Iain WatsonPolitical correspondent and
Chris MasonPolitical editor

The Conservatives and the Liberal Democrats are demanding the Labour government publish the evidence it submitted in the now-collapsed case against two people accused of spying for China.
It follows another public intervention from the Crown Prosecution Service (CPS), which has made clear it would not stand in the way if ministers chose to put their evidence in the public domain.
On Tuesday, senior government figures had suggested that the CPS had told them to do so would be “inappropriate”.
Prosecutors unexpectedly dropped the case against Christopher Cash and Christopher Berry last month, prompting criticism from ministers and MPs. Both men deny the allegations.
The director of public prosecutions said the case collapsed because evidence could not obtained from the government referring to China as a national security threat.
This row within a row relates to the three witness statements submitted by Deputy National Security Adviser Matthew Collins, on whether China had been regarded as a threat at the time of the alleged offences under the previous Conservative government.
The CPS has now said: “The statements were provided to us for the purpose of criminal proceedings which are now over.
“The material contained in them is not ours, and it is a matter for the government, independently of the CPS, to consider whether or not to make that material public.”
Mr Cash, a former parliamentary researcher, and Mr Berry were charged under the Official Secrets Act in April 2024, when the Conservatives were in power.
They were accused of gathering and providing information prejudicial to the safety and interests of the state between December 2021 and February 2023.
Shadow Home Secretary Chris Philp told the : “The government should now urgently release Matt Collins’s witness statements and the correspondence around them in the interests of full transparency.
“Since this evidence would have been cross-examined in court, it cannot be secret.
“Otherwise, there will be legitimate questions about what exactly the government is hiding.”
Liberal Democrat Foreign Affairs Spokesperson Calum Miller also called on Labour to release the full witness statements.
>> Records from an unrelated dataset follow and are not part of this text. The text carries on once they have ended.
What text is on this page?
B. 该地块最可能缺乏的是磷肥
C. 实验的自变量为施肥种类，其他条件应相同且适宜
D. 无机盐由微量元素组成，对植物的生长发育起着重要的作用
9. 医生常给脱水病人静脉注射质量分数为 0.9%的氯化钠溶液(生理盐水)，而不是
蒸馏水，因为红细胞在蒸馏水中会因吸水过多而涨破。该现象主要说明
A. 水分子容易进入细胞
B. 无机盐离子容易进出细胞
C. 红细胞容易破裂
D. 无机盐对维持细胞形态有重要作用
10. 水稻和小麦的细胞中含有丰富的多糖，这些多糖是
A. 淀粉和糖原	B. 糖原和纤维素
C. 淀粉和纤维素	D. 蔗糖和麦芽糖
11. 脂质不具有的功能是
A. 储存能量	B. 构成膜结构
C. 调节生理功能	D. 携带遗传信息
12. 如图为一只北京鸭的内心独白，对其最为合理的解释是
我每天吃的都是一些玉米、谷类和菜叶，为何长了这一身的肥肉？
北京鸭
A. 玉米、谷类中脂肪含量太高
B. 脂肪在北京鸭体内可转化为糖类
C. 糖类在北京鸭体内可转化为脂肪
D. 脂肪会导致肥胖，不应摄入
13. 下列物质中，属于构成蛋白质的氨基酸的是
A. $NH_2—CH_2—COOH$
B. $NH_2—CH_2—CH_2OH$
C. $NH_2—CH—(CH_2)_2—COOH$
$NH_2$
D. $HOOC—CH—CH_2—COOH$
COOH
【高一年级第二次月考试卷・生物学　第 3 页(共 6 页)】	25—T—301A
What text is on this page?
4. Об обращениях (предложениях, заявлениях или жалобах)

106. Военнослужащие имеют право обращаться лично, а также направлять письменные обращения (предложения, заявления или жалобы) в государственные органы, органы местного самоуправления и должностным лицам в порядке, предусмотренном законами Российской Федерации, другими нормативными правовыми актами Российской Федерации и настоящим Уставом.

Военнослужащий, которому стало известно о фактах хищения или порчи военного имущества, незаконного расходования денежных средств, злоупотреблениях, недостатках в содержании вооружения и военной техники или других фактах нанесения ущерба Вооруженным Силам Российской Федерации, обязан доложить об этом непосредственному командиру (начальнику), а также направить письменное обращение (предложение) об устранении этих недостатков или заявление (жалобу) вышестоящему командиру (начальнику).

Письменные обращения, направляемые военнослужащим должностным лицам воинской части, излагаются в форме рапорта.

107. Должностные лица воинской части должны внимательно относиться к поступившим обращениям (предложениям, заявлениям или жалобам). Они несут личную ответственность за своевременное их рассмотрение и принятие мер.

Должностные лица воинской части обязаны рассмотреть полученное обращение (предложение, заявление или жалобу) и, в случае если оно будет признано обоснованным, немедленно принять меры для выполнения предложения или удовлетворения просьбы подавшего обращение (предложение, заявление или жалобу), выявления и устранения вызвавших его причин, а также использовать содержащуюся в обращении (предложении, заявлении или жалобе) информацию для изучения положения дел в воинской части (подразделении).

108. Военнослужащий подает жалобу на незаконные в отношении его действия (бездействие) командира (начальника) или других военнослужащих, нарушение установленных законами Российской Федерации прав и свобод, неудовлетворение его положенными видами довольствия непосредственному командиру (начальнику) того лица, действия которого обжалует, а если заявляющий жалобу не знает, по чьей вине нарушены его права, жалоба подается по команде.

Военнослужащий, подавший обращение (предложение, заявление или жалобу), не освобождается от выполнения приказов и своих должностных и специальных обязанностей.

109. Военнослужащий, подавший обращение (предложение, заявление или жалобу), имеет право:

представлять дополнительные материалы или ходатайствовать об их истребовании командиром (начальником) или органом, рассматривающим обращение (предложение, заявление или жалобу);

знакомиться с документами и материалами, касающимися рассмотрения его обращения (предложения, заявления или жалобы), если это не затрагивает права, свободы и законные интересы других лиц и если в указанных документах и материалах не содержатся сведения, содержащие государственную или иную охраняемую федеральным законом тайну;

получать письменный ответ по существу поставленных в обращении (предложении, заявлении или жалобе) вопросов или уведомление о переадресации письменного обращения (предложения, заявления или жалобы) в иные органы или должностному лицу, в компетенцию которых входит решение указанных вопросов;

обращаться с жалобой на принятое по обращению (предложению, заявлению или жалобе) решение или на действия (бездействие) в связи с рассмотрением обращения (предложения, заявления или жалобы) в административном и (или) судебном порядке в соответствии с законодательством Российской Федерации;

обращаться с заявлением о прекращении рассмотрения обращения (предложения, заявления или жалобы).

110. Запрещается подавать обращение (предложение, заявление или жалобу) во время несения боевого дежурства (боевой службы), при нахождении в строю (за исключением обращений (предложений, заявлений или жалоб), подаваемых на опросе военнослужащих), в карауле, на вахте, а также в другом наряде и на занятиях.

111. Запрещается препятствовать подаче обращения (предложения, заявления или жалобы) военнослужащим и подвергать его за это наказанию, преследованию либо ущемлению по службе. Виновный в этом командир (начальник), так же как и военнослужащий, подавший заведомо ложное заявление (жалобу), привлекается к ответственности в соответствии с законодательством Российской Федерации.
“If ministers have nothing to hide they have nothing to fear,” Miller said. “Failure to come clean will just confirm people’s suspicions of a cover-up and that ministers are more worried about cosying up to China than protecting our national security.”
On Sunday, Conservative leader Kemi Badenoch wrote to the prime minister asking him to address “unanswered” questions about the collapsed case.
In her letter, Badenoch accused Sir Keir Starmer, or his ministers, of being “too weak to stand up to Beijing on a crucial matter of national security”, claiming the government had sought to “appease China”.

There is every possibility Sir Keir will for the first time face sustained public scrutiny on the case on Wednesday, when he appears at the first Prime Minister’s Question time for several weeks, after the parliamentary recess for party conferences.
The Labour leader previously said ministers could only draw on the last government’s assessment of China, in which the country was called an “epoch-defining challenge”, and his government has maintained it is “frustrated” the trial collapsed.
The Tories have asked the CPS if it would be able to restart prosecutions against the two men, if new evidence is brought forward by the government declaring China a threat to national security.
But there is an exceptionally high bar to prosecuting someone for a second time after an acquittal in court – and it is not possible to do so for people charged under the Official Secrets Act.
That protection against what is known as “double jeopardy” is a basic legal principle that has existed for 800 years.